1 Min_25 Sieve

1.1 Problem

Compute the prefix sum $\sum_{i=1}^n f(i)$ of a multiplicative function $f$.

1.2 Algorithm Overview

Checklist before starting:
Verify $f$ is multiplicative.
$h(x)=\sum_{\substack{2\leq p\leq x\\p\text{ prime}}}f(p)$ — fast prime-sum query (computed by Min_25 first phase).
Initialise: the “pre-sieve” raw prefix sums over two channels. If $f(p)$ is a polynomial of degree $\leq4$ use closed-form formulas; otherwise use Lagrange interpolation.
Implement $f(p^e)$ (usually a closed form).

Lagrange interpolation for power sums

$F_k(n)=\sum_{i=1}^n i^k\pmod{M}$: preprocess once per $k$, then answer in $O(k)$.

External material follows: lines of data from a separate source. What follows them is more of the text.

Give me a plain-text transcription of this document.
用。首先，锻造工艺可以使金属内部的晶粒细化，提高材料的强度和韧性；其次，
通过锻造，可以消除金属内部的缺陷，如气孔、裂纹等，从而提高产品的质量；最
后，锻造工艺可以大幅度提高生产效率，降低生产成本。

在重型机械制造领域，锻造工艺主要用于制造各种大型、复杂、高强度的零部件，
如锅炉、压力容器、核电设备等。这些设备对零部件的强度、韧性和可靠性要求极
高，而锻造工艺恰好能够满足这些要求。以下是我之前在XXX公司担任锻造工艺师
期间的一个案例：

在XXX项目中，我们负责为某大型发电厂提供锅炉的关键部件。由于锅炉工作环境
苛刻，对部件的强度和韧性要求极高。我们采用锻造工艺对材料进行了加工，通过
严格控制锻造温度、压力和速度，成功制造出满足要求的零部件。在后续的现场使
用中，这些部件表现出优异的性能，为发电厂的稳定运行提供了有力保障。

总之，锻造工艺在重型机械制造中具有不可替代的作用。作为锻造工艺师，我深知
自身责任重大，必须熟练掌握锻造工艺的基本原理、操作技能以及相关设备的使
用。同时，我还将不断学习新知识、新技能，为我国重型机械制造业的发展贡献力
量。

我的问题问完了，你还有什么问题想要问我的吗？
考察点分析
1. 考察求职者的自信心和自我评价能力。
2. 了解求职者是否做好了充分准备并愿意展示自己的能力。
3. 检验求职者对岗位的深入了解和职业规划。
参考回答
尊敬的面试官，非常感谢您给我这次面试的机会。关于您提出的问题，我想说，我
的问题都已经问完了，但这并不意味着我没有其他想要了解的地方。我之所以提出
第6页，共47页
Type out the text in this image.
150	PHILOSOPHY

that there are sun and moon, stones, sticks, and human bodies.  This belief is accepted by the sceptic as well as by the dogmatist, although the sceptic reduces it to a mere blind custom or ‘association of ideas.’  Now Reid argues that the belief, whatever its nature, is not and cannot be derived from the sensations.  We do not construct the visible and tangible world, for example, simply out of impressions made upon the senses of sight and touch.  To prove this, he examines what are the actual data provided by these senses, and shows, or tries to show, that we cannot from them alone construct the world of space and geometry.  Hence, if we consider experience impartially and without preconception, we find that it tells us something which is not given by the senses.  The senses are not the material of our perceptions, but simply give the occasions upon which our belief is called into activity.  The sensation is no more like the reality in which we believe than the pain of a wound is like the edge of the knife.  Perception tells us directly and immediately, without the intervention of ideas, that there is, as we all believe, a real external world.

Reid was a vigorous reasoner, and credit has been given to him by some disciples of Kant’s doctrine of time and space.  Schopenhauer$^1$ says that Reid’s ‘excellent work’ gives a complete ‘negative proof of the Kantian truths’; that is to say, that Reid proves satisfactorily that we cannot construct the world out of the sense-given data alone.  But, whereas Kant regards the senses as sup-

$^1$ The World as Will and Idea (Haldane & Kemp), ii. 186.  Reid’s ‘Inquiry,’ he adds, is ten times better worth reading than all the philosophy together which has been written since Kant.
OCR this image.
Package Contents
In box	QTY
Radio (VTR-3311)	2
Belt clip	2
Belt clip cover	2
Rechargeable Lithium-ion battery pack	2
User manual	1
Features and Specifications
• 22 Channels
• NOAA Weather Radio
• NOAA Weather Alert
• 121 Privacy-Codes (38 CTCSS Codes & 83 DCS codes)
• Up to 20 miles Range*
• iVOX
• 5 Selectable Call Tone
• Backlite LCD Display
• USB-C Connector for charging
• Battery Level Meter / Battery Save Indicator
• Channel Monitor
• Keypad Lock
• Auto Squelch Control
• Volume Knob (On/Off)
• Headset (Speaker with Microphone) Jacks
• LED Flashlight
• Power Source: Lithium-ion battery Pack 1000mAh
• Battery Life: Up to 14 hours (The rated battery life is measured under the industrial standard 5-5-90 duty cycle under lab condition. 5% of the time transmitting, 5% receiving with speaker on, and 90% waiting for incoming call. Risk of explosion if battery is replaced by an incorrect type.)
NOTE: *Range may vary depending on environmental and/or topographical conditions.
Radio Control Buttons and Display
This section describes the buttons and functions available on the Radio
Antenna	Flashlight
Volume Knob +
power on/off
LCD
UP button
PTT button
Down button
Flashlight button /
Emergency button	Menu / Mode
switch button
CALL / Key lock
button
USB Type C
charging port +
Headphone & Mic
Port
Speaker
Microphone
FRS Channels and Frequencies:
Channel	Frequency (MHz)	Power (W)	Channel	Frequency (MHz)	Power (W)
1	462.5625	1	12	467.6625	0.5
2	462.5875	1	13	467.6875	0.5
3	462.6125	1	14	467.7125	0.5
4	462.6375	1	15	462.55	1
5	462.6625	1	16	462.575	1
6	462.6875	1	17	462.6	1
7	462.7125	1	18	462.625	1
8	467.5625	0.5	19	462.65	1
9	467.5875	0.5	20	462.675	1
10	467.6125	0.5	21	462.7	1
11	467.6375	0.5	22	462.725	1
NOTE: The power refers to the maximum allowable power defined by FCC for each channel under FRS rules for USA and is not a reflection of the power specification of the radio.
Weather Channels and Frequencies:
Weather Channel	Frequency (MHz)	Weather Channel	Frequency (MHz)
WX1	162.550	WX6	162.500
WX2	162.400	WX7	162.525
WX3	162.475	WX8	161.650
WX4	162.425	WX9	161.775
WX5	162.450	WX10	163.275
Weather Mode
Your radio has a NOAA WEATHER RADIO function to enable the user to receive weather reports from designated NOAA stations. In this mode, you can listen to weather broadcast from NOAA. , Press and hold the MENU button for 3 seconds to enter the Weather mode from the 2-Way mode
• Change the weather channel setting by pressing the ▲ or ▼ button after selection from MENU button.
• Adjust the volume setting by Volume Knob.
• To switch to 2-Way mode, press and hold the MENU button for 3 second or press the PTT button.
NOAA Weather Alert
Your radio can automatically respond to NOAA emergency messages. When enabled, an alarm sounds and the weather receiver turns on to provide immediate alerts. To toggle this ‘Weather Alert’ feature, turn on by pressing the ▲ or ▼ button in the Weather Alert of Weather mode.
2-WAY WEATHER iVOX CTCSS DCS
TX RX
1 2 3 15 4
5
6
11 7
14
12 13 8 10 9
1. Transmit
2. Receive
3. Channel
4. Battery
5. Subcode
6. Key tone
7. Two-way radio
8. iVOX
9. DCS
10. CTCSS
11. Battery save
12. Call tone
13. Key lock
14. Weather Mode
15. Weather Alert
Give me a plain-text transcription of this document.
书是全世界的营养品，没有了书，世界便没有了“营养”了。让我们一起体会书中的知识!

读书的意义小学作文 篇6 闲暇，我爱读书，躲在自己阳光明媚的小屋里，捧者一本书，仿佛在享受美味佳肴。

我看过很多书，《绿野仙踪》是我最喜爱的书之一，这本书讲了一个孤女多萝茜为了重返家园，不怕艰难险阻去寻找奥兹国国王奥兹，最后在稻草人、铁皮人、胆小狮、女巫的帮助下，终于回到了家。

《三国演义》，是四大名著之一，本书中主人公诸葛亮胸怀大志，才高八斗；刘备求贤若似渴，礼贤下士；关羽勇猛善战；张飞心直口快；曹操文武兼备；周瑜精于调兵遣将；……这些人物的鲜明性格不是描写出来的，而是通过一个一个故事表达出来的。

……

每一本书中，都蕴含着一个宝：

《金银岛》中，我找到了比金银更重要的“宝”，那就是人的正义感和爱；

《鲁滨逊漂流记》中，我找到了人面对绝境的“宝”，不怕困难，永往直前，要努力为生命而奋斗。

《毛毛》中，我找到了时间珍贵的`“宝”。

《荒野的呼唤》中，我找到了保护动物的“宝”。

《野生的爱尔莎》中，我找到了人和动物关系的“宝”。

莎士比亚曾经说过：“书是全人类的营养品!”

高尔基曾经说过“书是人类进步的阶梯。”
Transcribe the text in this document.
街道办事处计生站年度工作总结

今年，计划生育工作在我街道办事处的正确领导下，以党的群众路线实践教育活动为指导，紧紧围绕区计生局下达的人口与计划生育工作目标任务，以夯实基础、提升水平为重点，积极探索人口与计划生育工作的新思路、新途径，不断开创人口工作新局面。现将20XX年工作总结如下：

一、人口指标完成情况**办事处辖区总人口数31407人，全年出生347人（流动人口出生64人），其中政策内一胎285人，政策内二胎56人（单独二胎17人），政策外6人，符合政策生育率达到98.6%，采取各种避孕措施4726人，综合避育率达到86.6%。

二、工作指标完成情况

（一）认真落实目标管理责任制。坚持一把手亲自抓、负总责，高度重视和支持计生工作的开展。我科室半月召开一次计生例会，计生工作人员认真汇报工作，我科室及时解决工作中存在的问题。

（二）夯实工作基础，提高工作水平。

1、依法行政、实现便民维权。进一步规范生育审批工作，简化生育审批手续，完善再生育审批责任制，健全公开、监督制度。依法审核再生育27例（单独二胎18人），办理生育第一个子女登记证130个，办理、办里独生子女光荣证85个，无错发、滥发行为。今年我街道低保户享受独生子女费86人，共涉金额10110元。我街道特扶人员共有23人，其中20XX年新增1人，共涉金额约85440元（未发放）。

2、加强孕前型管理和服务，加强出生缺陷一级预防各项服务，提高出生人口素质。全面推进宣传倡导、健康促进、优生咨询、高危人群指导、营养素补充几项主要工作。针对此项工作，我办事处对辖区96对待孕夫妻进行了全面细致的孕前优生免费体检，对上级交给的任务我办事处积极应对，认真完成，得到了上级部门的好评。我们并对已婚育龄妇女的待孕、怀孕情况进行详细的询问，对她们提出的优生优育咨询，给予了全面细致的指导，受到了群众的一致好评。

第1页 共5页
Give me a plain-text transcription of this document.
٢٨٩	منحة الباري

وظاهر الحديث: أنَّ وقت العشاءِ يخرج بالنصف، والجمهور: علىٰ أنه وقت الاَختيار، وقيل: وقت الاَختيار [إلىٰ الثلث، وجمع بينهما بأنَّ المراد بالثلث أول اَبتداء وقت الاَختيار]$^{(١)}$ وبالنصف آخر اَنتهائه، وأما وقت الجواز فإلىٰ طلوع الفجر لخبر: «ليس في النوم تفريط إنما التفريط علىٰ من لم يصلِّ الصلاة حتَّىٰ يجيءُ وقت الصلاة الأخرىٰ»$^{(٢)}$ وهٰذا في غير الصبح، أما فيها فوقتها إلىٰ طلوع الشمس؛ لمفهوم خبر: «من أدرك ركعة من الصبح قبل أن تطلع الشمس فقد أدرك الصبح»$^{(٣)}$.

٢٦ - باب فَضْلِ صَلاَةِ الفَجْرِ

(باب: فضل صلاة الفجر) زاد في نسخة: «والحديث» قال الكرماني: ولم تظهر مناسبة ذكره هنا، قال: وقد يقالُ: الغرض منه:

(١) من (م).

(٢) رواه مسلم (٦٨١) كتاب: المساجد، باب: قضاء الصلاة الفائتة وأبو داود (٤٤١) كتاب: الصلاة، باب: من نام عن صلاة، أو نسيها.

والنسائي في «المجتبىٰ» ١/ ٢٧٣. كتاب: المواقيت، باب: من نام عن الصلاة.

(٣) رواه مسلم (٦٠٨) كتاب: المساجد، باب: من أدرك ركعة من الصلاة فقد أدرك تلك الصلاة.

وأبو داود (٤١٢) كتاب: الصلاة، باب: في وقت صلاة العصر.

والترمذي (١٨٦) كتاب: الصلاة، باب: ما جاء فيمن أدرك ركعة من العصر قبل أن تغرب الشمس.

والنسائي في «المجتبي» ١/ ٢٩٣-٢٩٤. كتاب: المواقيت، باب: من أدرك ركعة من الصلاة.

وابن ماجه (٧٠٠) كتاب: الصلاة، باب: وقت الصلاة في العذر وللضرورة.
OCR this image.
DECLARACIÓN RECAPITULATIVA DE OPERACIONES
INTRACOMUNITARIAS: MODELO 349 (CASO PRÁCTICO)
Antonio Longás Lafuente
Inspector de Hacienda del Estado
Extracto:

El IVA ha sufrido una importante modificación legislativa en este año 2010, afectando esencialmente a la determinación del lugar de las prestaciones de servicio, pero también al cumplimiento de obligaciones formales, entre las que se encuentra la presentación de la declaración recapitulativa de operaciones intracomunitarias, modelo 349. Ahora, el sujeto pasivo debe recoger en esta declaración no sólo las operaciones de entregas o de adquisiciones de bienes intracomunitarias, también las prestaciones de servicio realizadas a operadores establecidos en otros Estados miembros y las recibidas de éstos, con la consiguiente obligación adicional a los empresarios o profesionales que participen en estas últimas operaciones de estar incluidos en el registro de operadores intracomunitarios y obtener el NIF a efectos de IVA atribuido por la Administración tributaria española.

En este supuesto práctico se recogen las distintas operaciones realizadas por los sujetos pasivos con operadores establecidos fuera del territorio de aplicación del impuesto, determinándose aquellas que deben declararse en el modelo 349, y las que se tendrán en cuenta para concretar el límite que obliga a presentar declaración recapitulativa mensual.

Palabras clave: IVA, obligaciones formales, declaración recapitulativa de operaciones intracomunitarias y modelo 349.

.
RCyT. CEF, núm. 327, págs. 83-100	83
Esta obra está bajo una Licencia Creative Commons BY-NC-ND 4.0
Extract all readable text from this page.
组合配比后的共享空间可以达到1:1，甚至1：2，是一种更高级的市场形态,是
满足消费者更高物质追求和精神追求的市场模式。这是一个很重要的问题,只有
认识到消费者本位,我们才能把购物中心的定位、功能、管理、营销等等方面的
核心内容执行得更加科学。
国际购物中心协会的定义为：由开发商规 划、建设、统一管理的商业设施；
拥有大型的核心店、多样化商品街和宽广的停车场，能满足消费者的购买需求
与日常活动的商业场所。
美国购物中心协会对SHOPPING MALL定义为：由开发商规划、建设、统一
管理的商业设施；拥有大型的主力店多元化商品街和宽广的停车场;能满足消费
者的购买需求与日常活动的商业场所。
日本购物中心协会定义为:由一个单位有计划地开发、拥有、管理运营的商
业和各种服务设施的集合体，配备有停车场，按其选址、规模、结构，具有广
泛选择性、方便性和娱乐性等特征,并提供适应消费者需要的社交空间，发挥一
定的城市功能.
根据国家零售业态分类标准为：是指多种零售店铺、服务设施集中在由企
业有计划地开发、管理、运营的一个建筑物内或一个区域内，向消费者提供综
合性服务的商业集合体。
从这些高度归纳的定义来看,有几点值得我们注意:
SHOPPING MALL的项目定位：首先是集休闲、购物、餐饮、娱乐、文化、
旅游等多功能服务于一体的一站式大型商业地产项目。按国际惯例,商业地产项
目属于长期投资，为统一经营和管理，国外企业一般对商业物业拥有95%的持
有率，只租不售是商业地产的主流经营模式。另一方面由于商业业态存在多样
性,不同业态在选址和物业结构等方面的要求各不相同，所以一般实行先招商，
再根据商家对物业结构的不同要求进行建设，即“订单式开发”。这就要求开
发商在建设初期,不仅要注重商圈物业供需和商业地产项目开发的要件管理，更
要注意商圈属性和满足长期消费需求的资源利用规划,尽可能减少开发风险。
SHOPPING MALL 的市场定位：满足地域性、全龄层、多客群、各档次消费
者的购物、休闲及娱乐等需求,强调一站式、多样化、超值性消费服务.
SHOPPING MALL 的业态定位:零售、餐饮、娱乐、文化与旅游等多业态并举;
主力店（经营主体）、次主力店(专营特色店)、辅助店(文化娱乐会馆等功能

// F_k(n) = sum_{i=1}^n i^k  (mod M)
// First call for a given k: O(k) preprocessing; subsequent calls: O(k)
inline ll qp(ll a, ll e){ ll r=1%M; a%=M; while(e){ if(e&1) r=r*a%M; a=a*a%M; e>>=1; } return r; }

ll sum_pow(ll n, int k){
    if(n <= 0) return 0;

    static int cached_k = -1, d = 0;
    static vector<ll> y, fact, ifac;

    if (k != cached_k){
        cached_k = k;
        d = k + 2;                      // d = k+2 nodes suffice
        y.assign(d+1, 0);               // y[i] = prefix sum of i^k
        for (int i=1; i<=d; ++i) y[i] = (y[i-1] + qp(i, k)) % M;

        fact.assign(d+1, 1);
        for (int i=1; i<=d; ++i) fact[i] = fact[i-1] * i % M;
        ifac.assign(d+1, 1);
        ifac[d] = qp(fact[d], M-2);
        for (int i=d; i>=1; --i) ifac[i-1] = ifac[i] * i % M;
    }

    if (n <= d) return y[(int)n];

    ll nm = n % M;
    vector<ll> pre(d+2, 1), suf(d+3, 1);
    for (int i=1; i<=d; ++i)  pre[i] = pre[i-1] * ((nm - i + M) % M) % M;
    for (int i=d; i>=1; --i)  suf[i] = suf[i+1] * ((nm - i + M) % M) % M;

    ll ans = 0;
    for (int i=1; i<=d; ++i){
        ll num     = pre[i-1] * suf[i+1] % M;              // product without (n-i)
        ll den_inv = ifac[i-1] * ifac[d-i] % M;
        ll term    = y[i] * num % M * den_inv % M;
        if ( (d - i) & 1 ) term = (M - term) % M;          // sign (-1)^{d-i}
        ans += term; ans %= M;
    }
    return ans;
}

// Usage: compute separate passes for each needed exponent k
// Pass 1: all s5 values
for (int i = 1; i <= s; ++i) s5[i] = sum_pow(d[i], 5);
// Pass 2: all s6 values
for (int i = 1; i <= s; ++i) s6[i] = sum_pow(d[i], 6);

1.3 Min_25 Core: Computing $h(x)$

The key observation is that all queried arguments of $h$ are of the form $i=\lfloor n/m\rfloor$.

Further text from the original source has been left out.